Take, for example, the delicious mezze maniche, pork ragu and pecorino main dish.  Maniche comes from "maniche de frate," or "friar's sleeves," because of its shape.  Another wonderfu pasta dish is the buckwheat spacatelli with Brussels sprouts, hazelnuts and buckwheat honey. It is not on too many ristorante menus, nor is the bone marrow cappelletti in brodo. All the pasta is handmade right in the restaurant kitchen.

One of the best salads is Bibb lettuce — a whole head — with button mushrooms, watermeon radishes and buttermilk dressing.

The main courses are every bit as imaginative as the starters. Try the whole crispy duck with buckwheat crepes, fluke in green garlic broth, boar shank with polenta and pistachio, or the 60-day dry-aged bone-in ribeye with anchovy butter.
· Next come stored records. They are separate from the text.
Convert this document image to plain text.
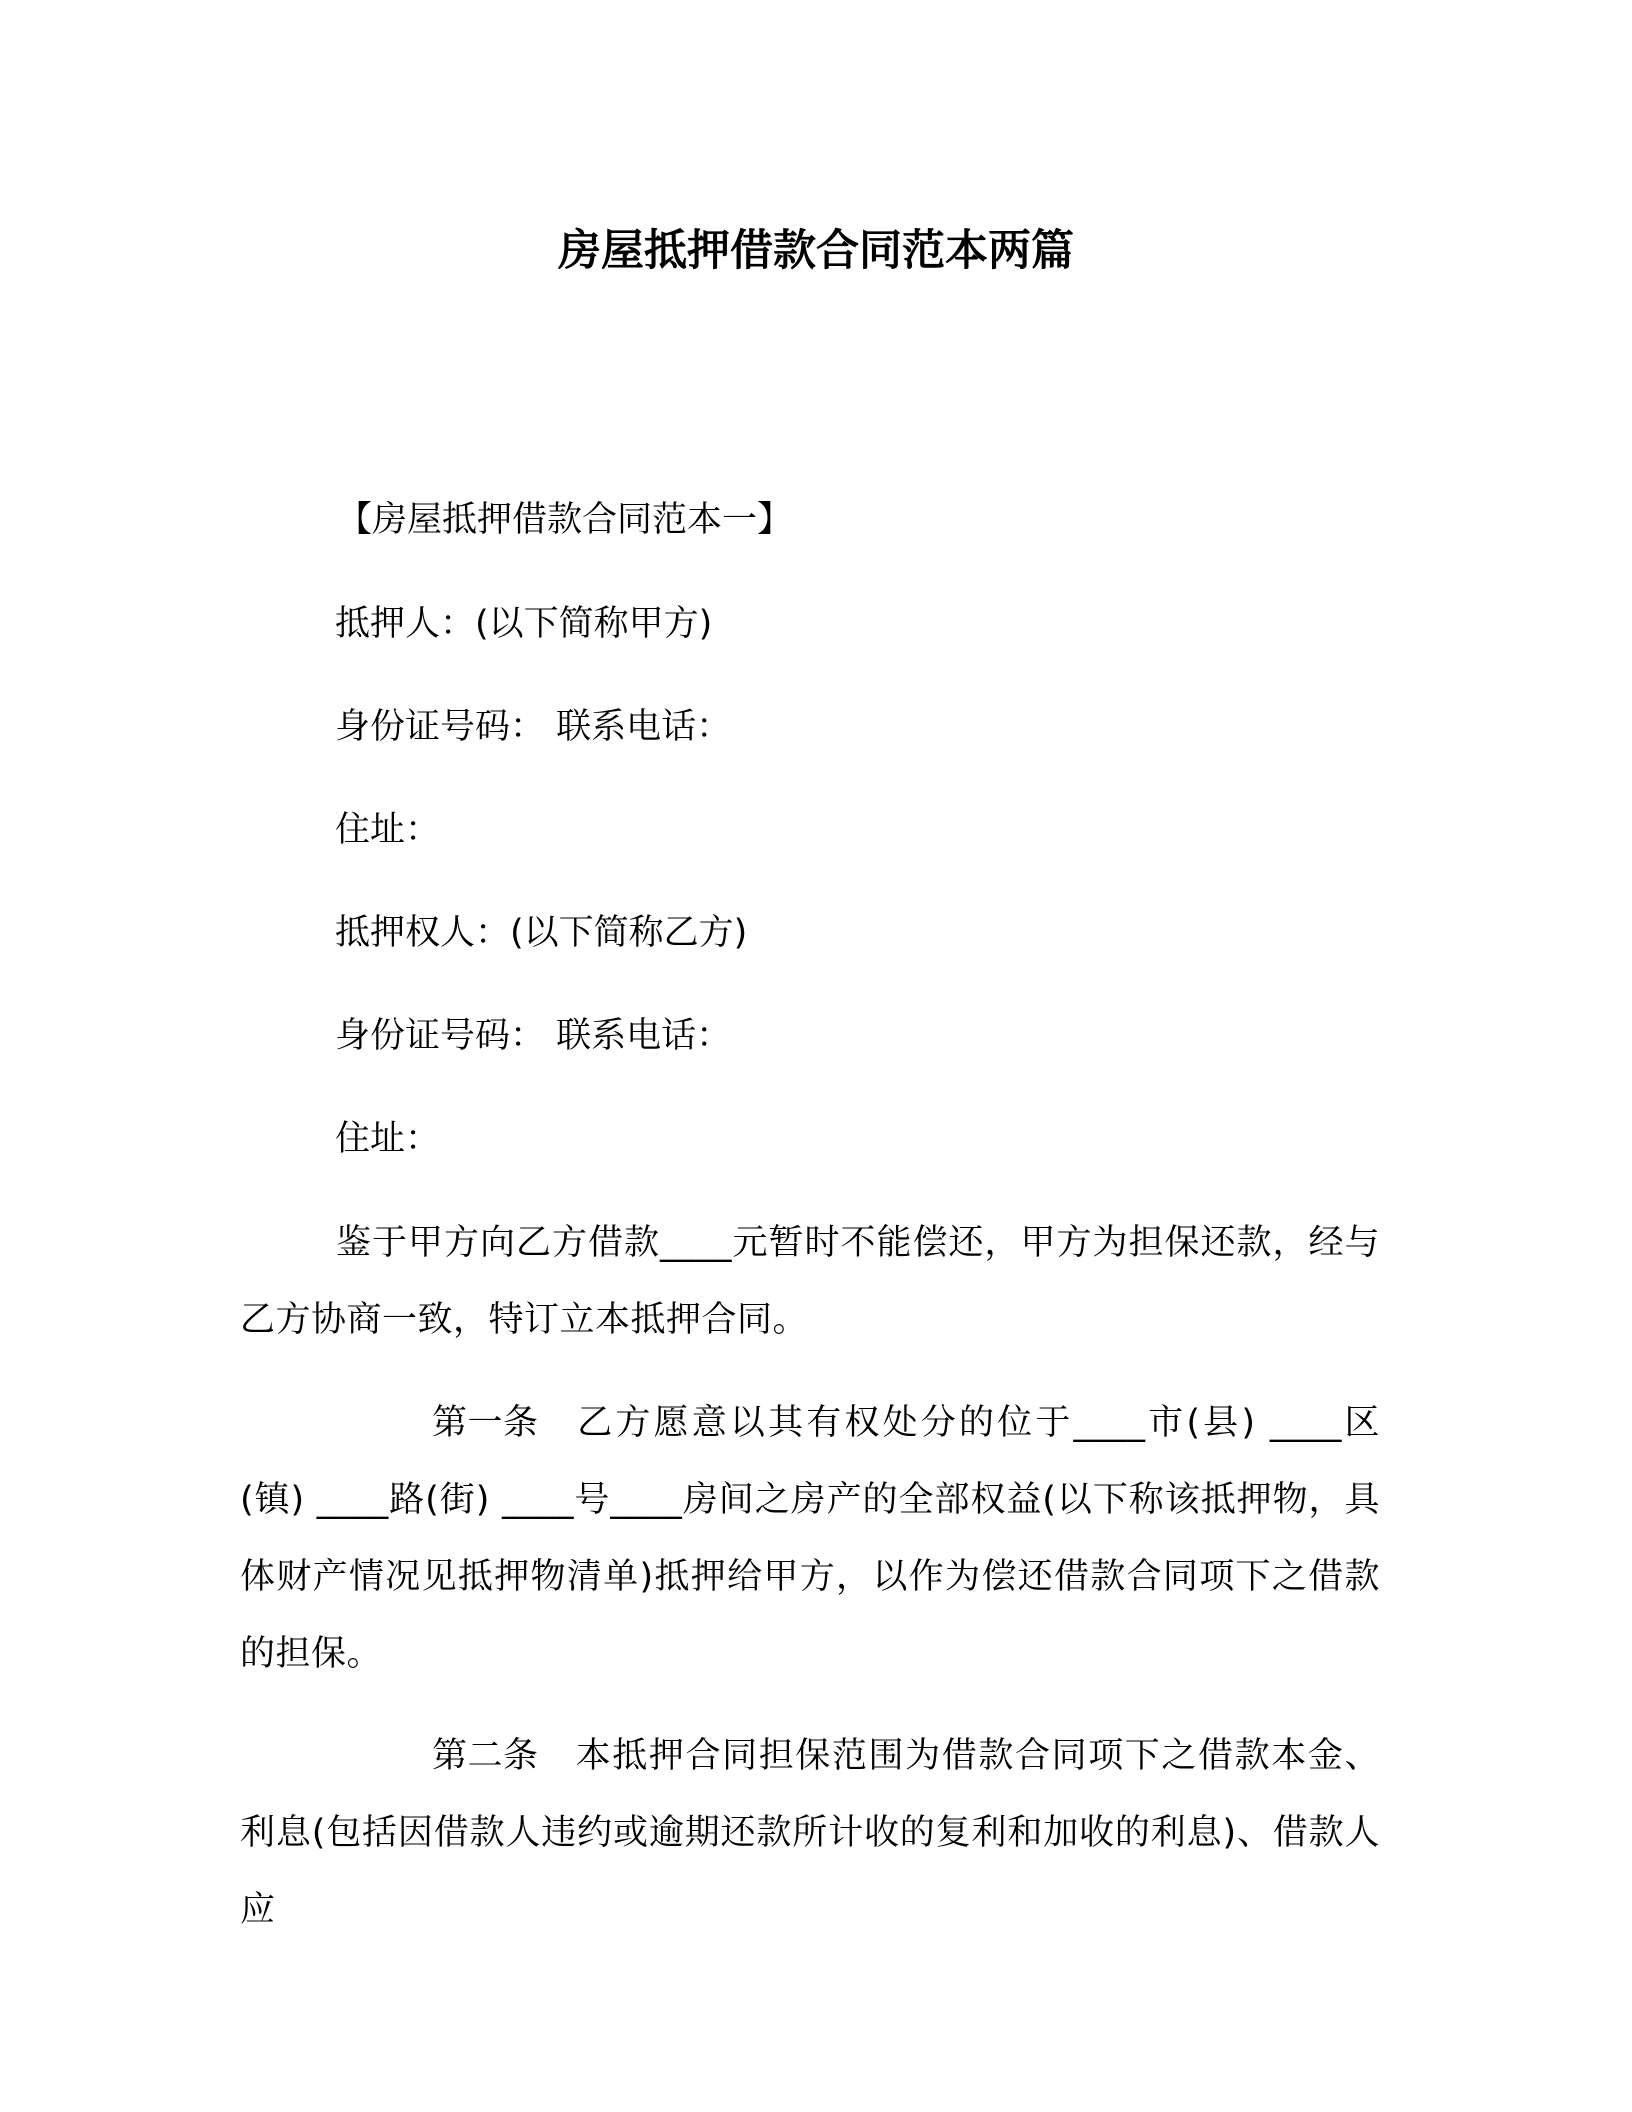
房屋抵押借款合同范本两篇
【房屋抵押借款合同范本一】
抵押人：(以下简称甲方)
身份证号码： 联系电话：
住址：
抵押权人：(以下简称乙方)
身份证号码： 联系电话：
住址：
鉴于甲方向乙方借款____元暂时不能偿还，甲方为担保还款，经与乙方协商一致，特订立本抵押合同。
第一条 乙方愿意以其有权处分的位于____市(县) ____区(镇) ____路(街) ____号____房间之房产的全部权益(以下称该抵押物，具体财产情况见抵押物清单)抵押给甲方，以作为偿还借款合同项下之借款的担保。
第二条 本抵押合同担保范围为借款合同项下之借款本金、利息(包括因借款人违约或逾期还款所计收的复利和加收的利息)、借款人应
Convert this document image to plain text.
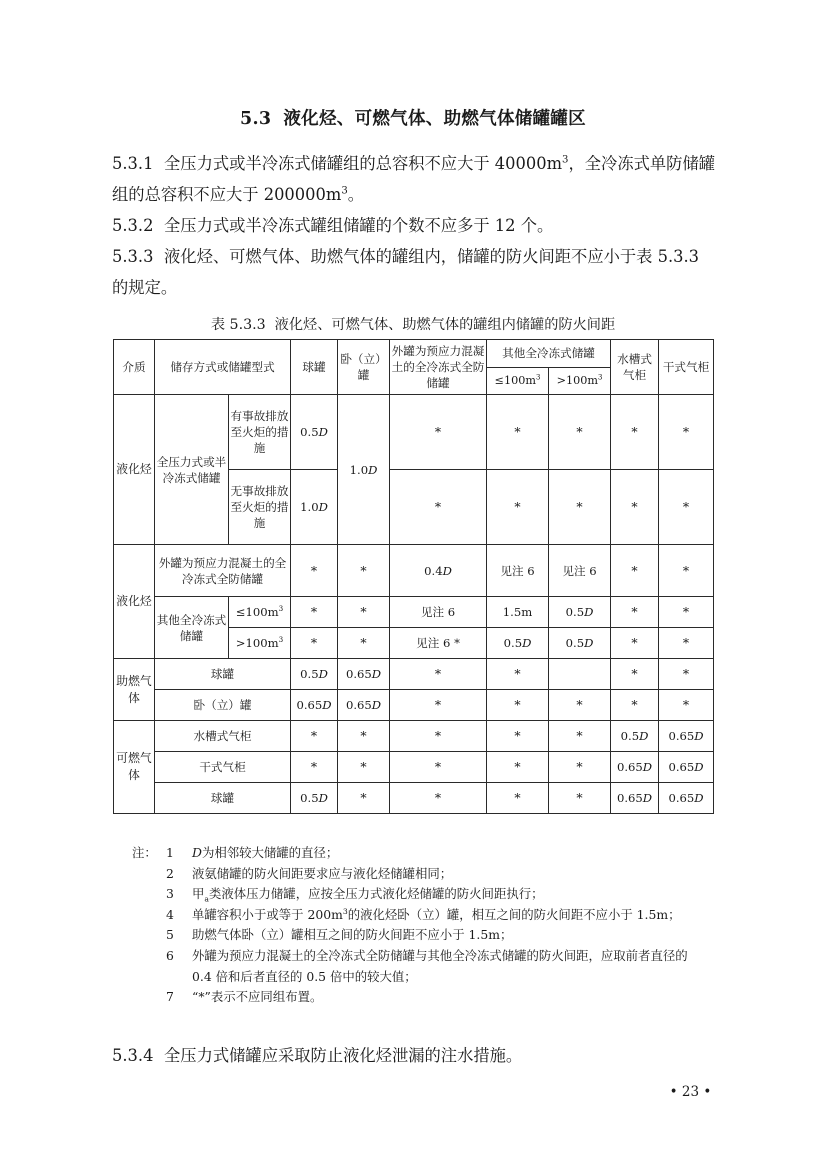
5.3 液化烃、可燃气体、助燃气体储罐罐区

5.3.1 全压力式或半冷冻式储罐组的总容积不应大于 $40000m^3$，全冷冻式单防储罐组的总容积不应大于 $200000m^3$。

5.3.2 全压力式或半冷冻式罐组储罐的个数不应多于 12 个。

5.3.3 液化烃、可燃气体、助燃气体的罐组内，储罐的防火间距不应小于表 5.3.3 的规定。

表 5.3.3 液化烃、可燃气体、助燃气体的罐组内储罐的防火间距
介质	储存方式或储罐型式		球罐	卧（立）罐	外罐为预应力混凝土的全冷冻式全防储罐	其他全冷冻式储罐		水槽式气柜	干式气柜
						$\le 100m^3$	$>100m^3$
液化烃	全压力式或半冷冻式储罐	有事故排放至火炬的措施	0.5D	1.0D	*	*	*	*	*
		无事故排放至火炬的措施	1.0D		*	*	*	*	*
液化烃	外罐为预应力混凝土的全冷冻式全防储罐		*	*	0.4D	见注 6	见注 6	*	*
	其他全冷冻式储罐	$\le 100m^3$	*	*	见注 6	1.5m	0.5D	*	*
		$>100m^3$	*	*	见注 6 *	0.5D	0.5D	*	*
助燃气体	球罐		0.5D	0.65D	*	*		*	*
	卧（立）罐		0.65D	0.65D	*	*	*	*	*
可燃气体	水槽式气柜		*	*	*	*	*	0.5D	0.65D
	干式气柜		*	*	*	*	*	0.65D	0.65D
	球罐		0.5D	*	*	*	*	0.65D	0.65D
注： 1	D为相邻较大储罐的直径；
2	液氨储罐的防火间距要求应与液化烃储罐相同；
3	甲$_a$类液体压力储罐，应按全压力式液化烃储罐的防火间距执行；
4	单罐容积小于或等于 $200m^3$的液化烃卧（立）罐，相互之间的防火间距不应小于 1.5m；
5	助燃气体卧（立）罐相互之间的防火间距不应小于 1.5m；
6	外罐为预应力混凝土的全冷冻式全防储罐与其他全冷冻式储罐的防火间距，应取前者直径的
0.4 倍和后者直径的 0.5 倍中的较大值；
7	“*”表示不应同组布置。

5.3.4 全压力式储罐应采取防止液化烃泄漏的注水措施。

• 23 •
We visited Faun on a cold December night and sat in a cozy corner near the window, but we want to return this spring, when diners have reported that the restaurant's backyard garden patio (where co-owner/architect David Stockwell does most of the gardening) is one of the prettiest and most sought-after places to have dinner in all of Brooklyn.

It has ony been serving happy customers for 24 months, but already Faun has received a recommendation in Michelin's Guide for 2017.